En 1932, le Conseil de l’Ordre du Grand Orient est saisi par la demande d’une loge qui, à son grand étonnement, a vu un de ses membres « reçu dans les ordres mineurs de l’Église […] et manifestant le désir de le radier, demande quel est l’article de la Constitution susceptible de lui donner satisfaction. La commission [du Conseil de l’Ordre] estime que nous devons nous inspirer, en pareil cas, des principes fondamentaux de l’article premier de notre Constitution : tolérance, respect des opinions, mais, surtout, liberté absolue de conscience. La Maçonnerie ne défend et n’impose de croyances à personne ; elle engage chacun à penser, à discuter, à s’éclairer mutuellement et à agir suivant sa conscience et sa raison. Si un Maçon peut loyalement suivre cette règle, d’accord avec sa croyance particulière, une Loge peut le conserver en son sein. Mais s’il pratique une religion telle que la religion catholique romaine, qui a excommunié la Franc-maçonnerie, cette soumission serait incompatible avec l’esprit de la Maçonnerie » (P.V. du Conseil de l’Ordre du 16 novembre 1932).

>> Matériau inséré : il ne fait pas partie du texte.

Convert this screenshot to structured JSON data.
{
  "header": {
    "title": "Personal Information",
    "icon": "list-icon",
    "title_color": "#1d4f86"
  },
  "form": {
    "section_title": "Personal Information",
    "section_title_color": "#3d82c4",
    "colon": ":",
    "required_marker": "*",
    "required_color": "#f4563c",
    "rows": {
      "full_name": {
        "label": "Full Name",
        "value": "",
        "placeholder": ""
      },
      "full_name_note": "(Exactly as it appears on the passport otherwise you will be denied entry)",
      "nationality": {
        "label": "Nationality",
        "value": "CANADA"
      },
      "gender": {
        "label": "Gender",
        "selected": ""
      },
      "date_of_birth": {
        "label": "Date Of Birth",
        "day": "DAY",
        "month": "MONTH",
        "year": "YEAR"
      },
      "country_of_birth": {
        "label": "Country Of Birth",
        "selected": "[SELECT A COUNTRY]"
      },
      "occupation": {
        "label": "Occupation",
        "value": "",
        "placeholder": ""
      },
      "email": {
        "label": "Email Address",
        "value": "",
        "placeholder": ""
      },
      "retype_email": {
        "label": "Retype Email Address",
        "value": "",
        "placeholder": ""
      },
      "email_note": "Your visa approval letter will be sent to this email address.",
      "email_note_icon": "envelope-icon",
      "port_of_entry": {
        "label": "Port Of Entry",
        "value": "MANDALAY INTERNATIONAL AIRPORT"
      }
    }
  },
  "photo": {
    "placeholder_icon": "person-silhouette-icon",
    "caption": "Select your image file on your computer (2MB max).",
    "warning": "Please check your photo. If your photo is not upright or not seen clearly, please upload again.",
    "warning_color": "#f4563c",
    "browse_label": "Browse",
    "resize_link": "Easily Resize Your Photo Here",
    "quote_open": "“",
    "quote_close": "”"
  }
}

On notera d’abord la culture théologique du Conseil de l’époque (où il devait y avoir quelques anciens séminaristes !) ; il distingue bien le cas de l’Église catholique « romaine », laissant entendre que son jugement ne s’applique pas à d’autres Églises qui se proclament catholiques – et où se pose donc la question du sacerdoce – mais  « non-romaines », comme l’Église anglicane, les Églises épiscopaliennes ou l’Église « vieille-catholique » chère aux radicaux suisses.

Fort heureusement le Frère en question avait reçu les ordres dans l’Église catholique… libre (en fait une « petite église » liée à la Société Théosophique). Il put donc rester.

On peut aussi probablement considérer que la restriction avancée à l’époque par le Conseil de l’Ordre quant à l’Église « Romaine » tenait à la situation politique de 1932 et n’a pas de caractère « essentiel ».